Limb-girdle muscular dystrophy type 2D/R3 (LGMD2D/R3) is a progressive muscular dystrophy that manifests with muscle weakness, respiratory abnormalities, and in rare cases cardiomyopathy. LGMD2D/R3 is caused by mutations in the SGCA gene resulting in loss of protein and concomitant loss of some or all components of the dystrophin-associated glycoprotein complex. The sgca-null () mouse recapitulates the clinical phenotype of patients with LGMD2D/R3, including dystrophic features such as muscle necrosis and fibrosis, elevated serum creatine kinase (CK), and reduction in the generation of absolute muscle force and locomotor activity. Thus, mice provide a relevant model to test the safety and efficacy of gene transfer. We designed a self-complementary AAVrh74 vector containing a codon-optimized full-length human SGCA (hSGCA) transgene driven by a muscle-specific promoter, shortened muscle creatine kinase (tMCK). In this report, we test the efficacy and safety of scAAVrh74.tMCK.hSGCA in mice using a dose-escalation design to evaluate a single systemic injection of 1.0 × 10, 3.0 × 10, and 6.0 × 10 vg total dose compared with vehicle-treatment and wild-type mice. In mice, treatment with scAAVrh74.tMCK.hSGCA resulted in robust expression of α-sarcoglycan protein at the sarcolemma membrane in skeletal muscle at all doses tested. In addition, scAAVrh74.tMCK.hSGCA was effective in improving the histopathology of limb and diaphragm muscle of mice, as indicated by reductions in fibrosis, central nucleation, and normalization of myofiber size. These molecular changes were concomitant with significant increases in specific force generation in the diaphragm and tibialis anterior muscle, protection against eccentric force loss, and reduction in serum CK. Locomotor activity was improved at all doses of vector-treated compared with vehicle-treated mice. Lastly, vector toxicity was not detected in a serum chemistry panel and by gross necropsy. Collectively, these findings provide support for a systemic delivery of scAAVrh74.tMCK.hSGCA in a clinical setting for the treatment of LGMD2D/R3.

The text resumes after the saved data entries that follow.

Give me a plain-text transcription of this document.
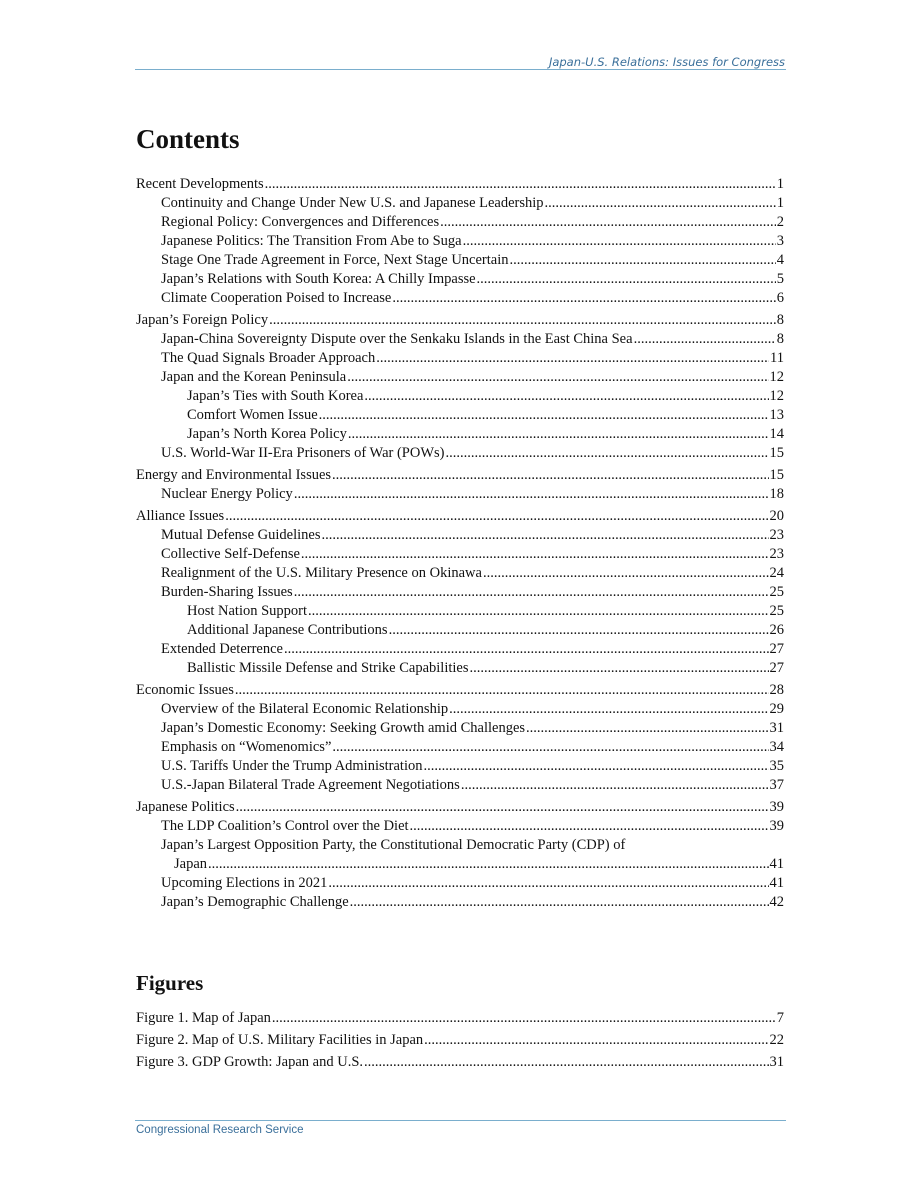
Japan-U.S. Relations: Issues for Congress
Contents
Recent Developments .....	1
Continuity and Change Under New U.S. and Japanese Leadership .....	1
Regional Policy: Convergences and Differences .....	2
Japanese Politics: The Transition From Abe to Suga .....	3
Stage One Trade Agreement in Force, Next Stage Uncertain .....	4
Japan’s Relations with South Korea: A Chilly Impasse .....	5
Climate Cooperation Poised to Increase .....	6
Japan’s Foreign Policy .....	8
Japan-China Sovereignty Dispute over the Senkaku Islands in the East China Sea .....	8
The Quad Signals Broader Approach .....	11
Japan and the Korean Peninsula .....	12
Japan’s Ties with South Korea .....	12
Comfort Women Issue .....	13
Japan’s North Korea Policy .....	14
U.S. World-War II-Era Prisoners of War (POWs) .....	15
Energy and Environmental Issues .....	15
Nuclear Energy Policy .....	18
Alliance Issues .....	20
Mutual Defense Guidelines .....	23
Collective Self-Defense .....	23
Realignment of the U.S. Military Presence on Okinawa .....	24
Burden-Sharing Issues .....	25
Host Nation Support .....	25
Additional Japanese Contributions .....	26
Extended Deterrence .....	27
Ballistic Missile Defense and Strike Capabilities .....	27
Economic Issues .....	28
Overview of the Bilateral Economic Relationship .....	29
Japan’s Domestic Economy: Seeking Growth amid Challenges .....	31
Emphasis on “Womenomics” .....	34
U.S. Tariffs Under the Trump Administration .....	35
U.S.-Japan Bilateral Trade Agreement Negotiations .....	37
Japanese Politics .....	39
The LDP Coalition’s Control over the Diet .....	39
Japan’s Largest Opposition Party, the Constitutional Democratic Party (CDP) of
Japan .....	41
Upcoming Elections in 2021 .....	41
Japan’s Demographic Challenge .....	42
Figures
Figure 1. Map of Japan .....	7
Figure 2. Map of U.S. Military Facilities in Japan .....	22
Figure 3. GDP Growth: Japan and U.S. .....	31
Congressional Research Service
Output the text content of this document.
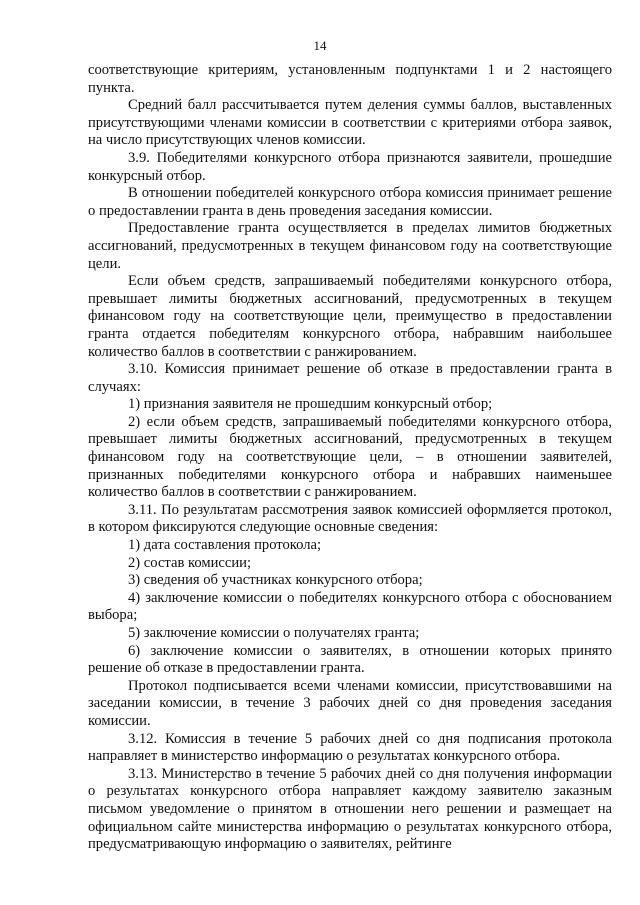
14

соответствующие критериям, установленным подпунктами 1 и 2 настоящего пункта.

Средний балл рассчитывается путем деления суммы баллов, выставленных присутствующими членами комиссии в соответствии с критериями отбора заявок, на число присутствующих членов комиссии.

3.9. Победителями конкурсного отбора признаются заявители, прошедшие конкурсный отбор.

В отношении победителей конкурсного отбора комиссия принимает решение о предоставлении гранта в день проведения заседания комиссии.

Предоставление гранта осуществляется в пределах лимитов бюджетных ассигнований, предусмотренных в текущем финансовом году на соответствующие цели.

Если объем средств, запрашиваемый победителями конкурсного отбора, превышает лимиты бюджетных ассигнований, предусмотренных в текущем финансовом году на соответствующие цели, преимущество в предоставлении гранта отдается победителям конкурсного отбора, набравшим наибольшее количество баллов в соответствии с ранжированием.

3.10. Комиссия принимает решение об отказе в предоставлении гранта в случаях:

1) признания заявителя не прошедшим конкурсный отбор;

2) если объем средств, запрашиваемый победителями конкурсного отбора, превышает лимиты бюджетных ассигнований, предусмотренных в текущем финансовом году на соответствующие цели, – в отношении заявителей, признанных победителями конкурсного отбора и набравших наименьшее количество баллов в соответствии с ранжированием.

3.11. По результатам рассмотрения заявок комиссией оформляется протокол, в котором фиксируются следующие основные сведения:

1) дата составления протокола;

2) состав комиссии;

3) сведения об участниках конкурсного отбора;

4) заключение комиссии о победителях конкурсного отбора с обоснованием выбора;

5) заключение комиссии о получателях гранта;

6) заключение комиссии о заявителях, в отношении которых принято решение об отказе в предоставлении гранта.

Протокол подписывается всеми членами комиссии, присутствовавшими на заседании комиссии, в течение 3 рабочих дней со дня проведения заседания комиссии.

3.12. Комиссия в течение 5 рабочих дней со дня подписания протокола направляет в министерство информацию о результатах конкурсного отбора.

3.13. Министерство в течение 5 рабочих дней со дня получения информации о результатах конкурсного отбора направляет каждому заявителю заказным письмом уведомление о принятом в отношении него решении и размещает на официальном сайте министерства информацию о результатах конкурсного отбора, предусматривающую информацию о заявителях, рейтинге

2D/3R 型肢带型肌营养不良症(LGMD2D/R3)是一种进行性肌营养不良症,其特征为肌肉无力、呼吸异常,在极少数情况下还伴有心肌病。LGMD2D/R3 是由 SGCA 基因突变引起的,导致蛋白丢失以及伴随之一部分或全部的抗肌萎缩蛋白糖复合物成分丢失。sgca 敲除()小鼠重现了 LGMD2D/R3 患者的临床表型,包括肌肉坏死和纤维化等营养不良特征、血清肌酸激酶(CK)升高以及绝对肌肉力量和运动活动生成减少。因此,小鼠提供了一个相关的模型来测试基因转移的安全性和疗效。我们设计了一种自我互补的 AAVrh74 载体,其中包含一个由肌肉特异性启动子驱动的、密码子优化的全长人 SGCA(hSGCA)转基因,缩短了肌肉肌酸激酶(tMCK)。在本报告中,我们使用剂量递增设计测试了 scAAVrh74.tMCK.hSGCA 在小鼠中的疗效和安全性,以评估与载体处理和野生型小鼠相比,单次全身注射 1.0×10、3.0×10 和 6.0×10 vg 总剂量的效果。在小鼠中,用 scAAVrh74.tMCK.hSGCA 治疗可导致α- 连接蛋白在所有测试剂量的骨骼肌肌细胞膜上的膜表达。此外,scAAVrh74.tMCK.hSGCA 有效改善了小鼠的肢体和膈肌肌肉的组织病理学,表现为纤维化、中央核化和肌纤维大小的正常化减少。这些分子变化伴随着膈肌和胫骨前肌特定力量生成的显著增加、对抗离心力损失的保护以及血清 CK 的减少。与载体处理的车辆处理的小鼠相比,运动活动在所有载体剂量下都得到了改善。最后,在血清化学小组和大体解剖学中未检测到载体毒性。总的来说,这些发现为在临床环境中进行全身性递送 scAAVrh74.tMCK.hSGCA 治疗 LGMD2D/R3 提供了支持。